On retrouve là un phénomène très répandu désormais en Europe. Aux élections générales espagnoles, il y a une semaine, la fragmentation du parlement, avec cinq forces politiques au-dessus de la barre des 10 % des suffrages, n’a pas permis au parti arrivé en tête de pouvoir aisément disposer d’une majorité. Le Bundestag, depuis les élections allemandes de septembre 2017, est plus morcelé qu’il ne l’a jamais été depuis un demi-siècle. Le Royaume-Uni et l’Allemagne, symboles depuis la fin de la Seconde guerre de la pratique de l’alternance démocratique entre deux partis dominants, à gauche et à droite, sont désormais contraints à la recherche de coalitions de plus en plus difficiles à mettre sur pied3. Le système électoral britannique, the first pass the post, continue à privilégier les grands partis et à favoriser le bipartisme, mais la percée des Lib-Dems de jeudi laisse penser qu’en cas d’union des forces pro-Remain une brèche est ouverte.

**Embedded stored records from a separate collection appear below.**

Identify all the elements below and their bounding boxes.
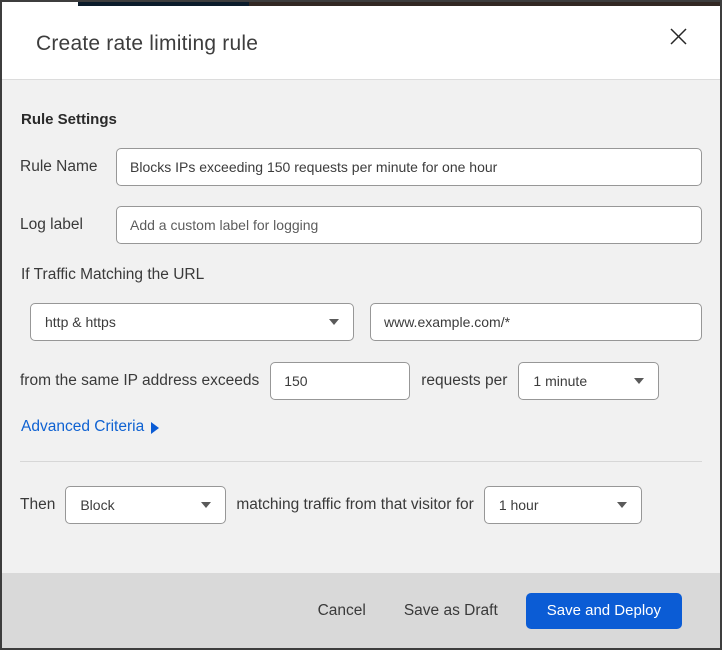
create-rate-limiting-rule-dialog: Create rate limiting rule Rule Settings … [0, 0, 722, 650]
period-select-value: 1 minute [533, 373, 588, 389]
log-label-label: Log label [20, 216, 83, 233]
duration-select-value: 1 hour [498, 497, 539, 513]
scheme-select-value: http & https [45, 314, 116, 330]
rule-name-row: Rule Name [20, 148, 702, 186]
requests-per-label: requests per [421, 372, 508, 389]
chevron-down-icon [201, 502, 212, 508]
duration-label: matching traffic from that visitor for [236, 496, 474, 513]
request-count-input[interactable] [270, 362, 411, 400]
url-pattern-input[interactable] [370, 303, 702, 341]
threshold-row: from the same IP address exceeds request… [20, 362, 702, 400]
close-icon [669, 28, 688, 49]
exceeds-label: from the same IP address exceeds [20, 372, 260, 389]
chevron-down-icon [616, 502, 627, 508]
rule-name-input[interactable] [116, 148, 702, 186]
close-button[interactable] [663, 21, 694, 52]
advanced-criteria-label: Advanced Criteria [21, 418, 145, 435]
dialog-header: Create rate limiting rule [2, 2, 720, 80]
section-divider [20, 461, 702, 462]
scheme-select[interactable]: http & https [30, 303, 354, 341]
action-select[interactable]: Block [65, 486, 227, 524]
chevron-down-icon [329, 319, 339, 325]
traffic-match-heading: If Traffic Matching the URL [21, 266, 205, 283]
period-select[interactable]: 1 minute [518, 362, 660, 400]
advanced-criteria-link[interactable]: Advanced Criteria [21, 416, 160, 438]
then-label: Then [20, 496, 56, 513]
background-page-strip-navy [78, 2, 249, 6]
action-select-value: Block [80, 497, 115, 513]
chevron-down-icon [634, 378, 645, 384]
cancel-button[interactable]: Cancel [308, 594, 376, 628]
save-and-deploy-button[interactable]: Save and Deploy [525, 592, 682, 629]
dialog-body: Rule Settings Rule Name Log label If Tra… [2, 80, 720, 573]
duration-select[interactable]: 1 hour [483, 486, 642, 524]
url-match-row: http & https [20, 303, 702, 341]
save-as-draft-button[interactable]: Save as Draft [394, 594, 508, 628]
background-page-strip-brown [249, 2, 720, 6]
log-label-row: Log label [20, 206, 702, 244]
rule-name-label: Rule Name [20, 158, 98, 175]
action-row: Then Block matching traffic from that vi… [20, 486, 702, 524]
arrow-right-icon [151, 422, 160, 434]
dialog-footer: Cancel Save as Draft Save and Deploy [2, 573, 720, 648]
dialog-title: Create rate limiting rule [36, 31, 259, 55]
rule-settings-heading: Rule Settings [21, 111, 117, 128]
log-label-input[interactable] [116, 206, 702, 244]
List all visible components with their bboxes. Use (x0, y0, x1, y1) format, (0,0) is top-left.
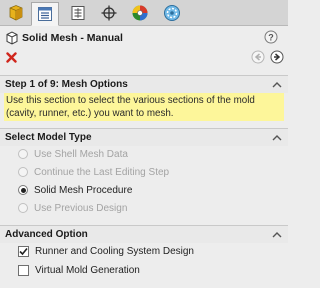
radio-button[interactable] (18, 167, 28, 177)
model-type-title: Select Model Type (5, 132, 92, 143)
panel-tab-bar (0, 0, 288, 26)
tab-property-manager[interactable] (31, 2, 59, 26)
tab-featuremanager[interactable] (2, 2, 30, 24)
checkmark-icon (19, 247, 28, 255)
radio-button[interactable] (18, 149, 28, 159)
property-manager-icon (38, 7, 52, 21)
chevron-up-icon[interactable] (272, 134, 282, 141)
radio-button[interactable] (18, 203, 28, 213)
property-header: Solid Mesh - Manual ? (0, 26, 288, 72)
tab-display-manager[interactable] (126, 2, 154, 24)
plastics-manager-icon (164, 5, 180, 21)
step-title: Step 1 of 9: Mesh Options (5, 79, 128, 90)
radio-label: Use Shell Mesh Data (34, 148, 128, 160)
radio-label: Use Previous Design (34, 202, 128, 214)
chevron-up-icon[interactable] (272, 81, 282, 88)
radio-use-previous-design[interactable]: Use Previous Design (18, 200, 127, 216)
checkbox-unchecked[interactable] (18, 264, 29, 276)
back-arrow-icon[interactable] (251, 50, 265, 64)
featuremanager-icon (9, 5, 23, 21)
next-arrow-icon[interactable] (270, 50, 284, 64)
radio-label: Solid Mesh Procedure (34, 184, 133, 196)
checkbox-checked[interactable] (18, 245, 29, 257)
tab-configuration-manager[interactable] (64, 2, 92, 24)
dimxpert-icon (101, 5, 117, 21)
tab-dimxpert[interactable] (95, 2, 123, 24)
help-icon[interactable]: ? (264, 30, 278, 44)
cancel-close-icon[interactable] (6, 52, 17, 63)
model-type-section-header[interactable]: Select Model Type (0, 128, 288, 146)
step-help-note: Use this section to select the various s… (4, 93, 284, 121)
chevron-up-icon[interactable] (272, 231, 282, 238)
tab-plastics-manager[interactable] (158, 2, 186, 24)
radio-use-shell-mesh-data[interactable]: Use Shell Mesh Data (18, 146, 128, 162)
checkbox-runner-cooling-design[interactable]: Runner and Cooling System Design (18, 243, 194, 259)
configuration-manager-icon (71, 6, 85, 20)
radio-continue-last-editing-step[interactable]: Continue the Last Editing Step (18, 164, 169, 180)
svg-text:?: ? (268, 33, 274, 43)
checkbox-label: Virtual Mold Generation (35, 264, 140, 276)
checkbox-label: Runner and Cooling System Design (35, 245, 194, 257)
display-manager-icon (132, 5, 148, 21)
radio-button-selected[interactable] (18, 185, 28, 195)
page-title: Solid Mesh - Manual (22, 32, 123, 44)
step-section-header[interactable]: Step 1 of 9: Mesh Options (0, 75, 288, 93)
radio-solid-mesh-procedure[interactable]: Solid Mesh Procedure (18, 182, 132, 198)
checkbox-virtual-mold-generation[interactable]: Virtual Mold Generation (18, 262, 140, 278)
advanced-title: Advanced Option (5, 229, 88, 240)
radio-label: Continue the Last Editing Step (34, 166, 170, 178)
advanced-section-header[interactable]: Advanced Option (0, 225, 288, 243)
solid-part-icon (6, 31, 18, 45)
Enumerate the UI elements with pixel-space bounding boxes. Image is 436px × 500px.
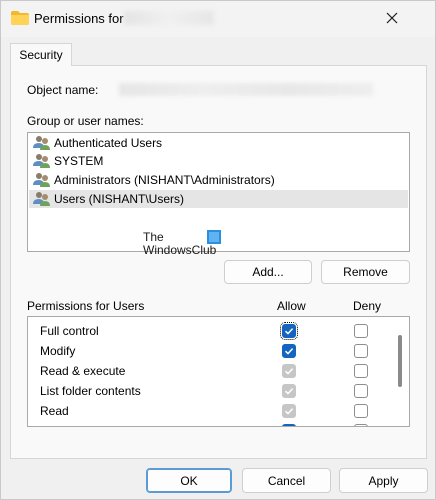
allow-checkbox[interactable] bbox=[282, 344, 296, 358]
windowsclub-logo-icon bbox=[207, 230, 221, 244]
window-title: Permissions for bbox=[34, 11, 124, 26]
remove-button[interactable]: Remove bbox=[321, 260, 410, 284]
add-button[interactable]: Add... bbox=[224, 260, 312, 284]
permission-name: Read bbox=[40, 404, 69, 418]
allow-checkbox[interactable] bbox=[282, 404, 296, 418]
user-name: Authenticated Users bbox=[54, 136, 163, 150]
deny-checkbox[interactable] bbox=[354, 364, 368, 378]
group-names-label: Group or user names: bbox=[27, 114, 144, 128]
close-icon bbox=[386, 12, 398, 24]
folder-icon bbox=[11, 11, 29, 25]
watermark: The WindowsClub bbox=[143, 231, 216, 257]
checkmark-icon bbox=[284, 388, 294, 395]
tab-security[interactable]: Security bbox=[10, 43, 72, 66]
permission-row: Full control bbox=[28, 321, 398, 341]
ok-button[interactable]: OK bbox=[146, 468, 232, 493]
permission-row: Write bbox=[28, 421, 398, 427]
permission-name: List folder contents bbox=[40, 384, 141, 398]
user-row-authenticated-users[interactable]: Authenticated Users bbox=[29, 134, 408, 152]
users-group-icon bbox=[33, 136, 50, 150]
user-name: Administrators (NISHANT\Administrators) bbox=[54, 173, 275, 187]
user-name: Users (NISHANT\Users) bbox=[54, 192, 185, 206]
checkmark-icon bbox=[284, 368, 294, 375]
title-bar[interactable]: Permissions for bbox=[1, 1, 435, 37]
users-group-icon bbox=[33, 192, 50, 206]
deny-column-header: Deny bbox=[353, 299, 382, 313]
permissions-header: Permissions for Users bbox=[27, 299, 145, 313]
allow-checkbox[interactable] bbox=[282, 384, 296, 398]
checkmark-icon bbox=[284, 348, 294, 355]
allow-checkbox[interactable] bbox=[282, 424, 296, 427]
checkmark-icon bbox=[284, 328, 294, 335]
close-button[interactable] bbox=[377, 3, 407, 33]
deny-checkbox[interactable] bbox=[354, 424, 368, 426]
scroll-thumb[interactable] bbox=[398, 335, 402, 387]
permission-row: Read bbox=[28, 401, 398, 421]
user-name: SYSTEM bbox=[54, 154, 104, 168]
deny-checkbox[interactable] bbox=[354, 324, 368, 338]
title-object-redacted bbox=[124, 11, 214, 25]
watermark-line-2: WindowsClub bbox=[143, 243, 217, 257]
apply-button[interactable]: Apply bbox=[339, 468, 428, 493]
cancel-button[interactable]: Cancel bbox=[242, 468, 331, 493]
deny-checkbox[interactable] bbox=[354, 344, 368, 358]
permissions-dialog: Permissions for Security Object name: Gr… bbox=[0, 0, 436, 500]
checkmark-icon bbox=[284, 408, 294, 415]
deny-checkbox[interactable] bbox=[354, 404, 368, 418]
permission-row: Read & execute bbox=[28, 361, 398, 381]
user-row-administrators[interactable]: Administrators (NISHANT\Administrators) bbox=[29, 171, 408, 189]
permission-name: Read & execute bbox=[40, 364, 126, 378]
permission-name: Modify bbox=[40, 344, 76, 358]
permissions-scrollbar[interactable] bbox=[396, 317, 408, 425]
deny-checkbox[interactable] bbox=[354, 384, 368, 398]
permission-row: Modify bbox=[28, 341, 398, 361]
users-group-icon bbox=[33, 154, 50, 168]
object-name-value-redacted bbox=[119, 83, 373, 96]
user-row-users[interactable]: Users (NISHANT\Users) bbox=[29, 190, 408, 208]
allow-checkbox[interactable] bbox=[282, 364, 296, 378]
permission-name: Full control bbox=[40, 324, 99, 338]
users-group-icon bbox=[33, 173, 50, 187]
object-name-label: Object name: bbox=[27, 83, 99, 97]
allow-column-header: Allow bbox=[277, 299, 306, 313]
user-row-system[interactable]: SYSTEM bbox=[29, 152, 408, 170]
permission-row: List folder contents bbox=[28, 381, 398, 401]
permission-name: Write bbox=[40, 424, 68, 426]
permissions-table[interactable]: Full control Modify Read & execute List fol… bbox=[27, 316, 410, 427]
checkmark-icon bbox=[284, 426, 294, 427]
allow-checkbox[interactable] bbox=[280, 322, 298, 340]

En référence au Brexit, le Financial Times estime par ailleurs que le vote de jeudi est une revanche des Remainers (des électeurs favorables au maintien du Royaume-Uni dans l’Union)4. Elle relève également l’impact potentiel de ce résultat sur la conduite du processus de sortie du Royaume-Uni de l’Union. L’avertissement sévère adressé par les électeurs au parti de Theresa May va inciter de nombreux élus conservateurs à tout faire pour éviter de se présenter aux urnes le 23 mai pour des élections européennes qui risquent de répliquer la défaite. Les sondages affirment que le nouveau parti europhobe de Nigel Farage arriverait en tête. Les négociations entre le Labour de Jeremy Corbyn et les Tories de Theresa May pourraient donc dans les prochains jours trouver là une bonne raison de favoriser des concessions de part et d’autre.

Perspectives :

  • 6 mai : poursuite des négociations entre les Tories et le Labour sur un compromis pour le Brexit.
  • 7 mai : date limite d’inscription sur les listes électorales pour les élections européennes.
  • 23 mai : élections européennes (si l’accord de retrait n’est pas adopté à Westminster).
  • 31 octobre : date limite pour le Brexit accordée par le Conseil européen.
Sources
  1. The Times view on the local election results : The Voters’ Verdict, The Times, 4 mai 2019
  2. STEWART Heather, WINTOUR Patrick, Tories lose over 1,300 seats in local elections as major parties suffer, The Guardian, 3 mai 2019
  3. HUBLET François, SCHLEYER Johanna, L’ère des Très Grandes Coalitions et l’Allemagne ingouvernable, Le Grand Continent, 29 avril 2019
  4. BURN-MURDOCH John, UK local elections : what we learnt, Financial Times, 3 mai 2019.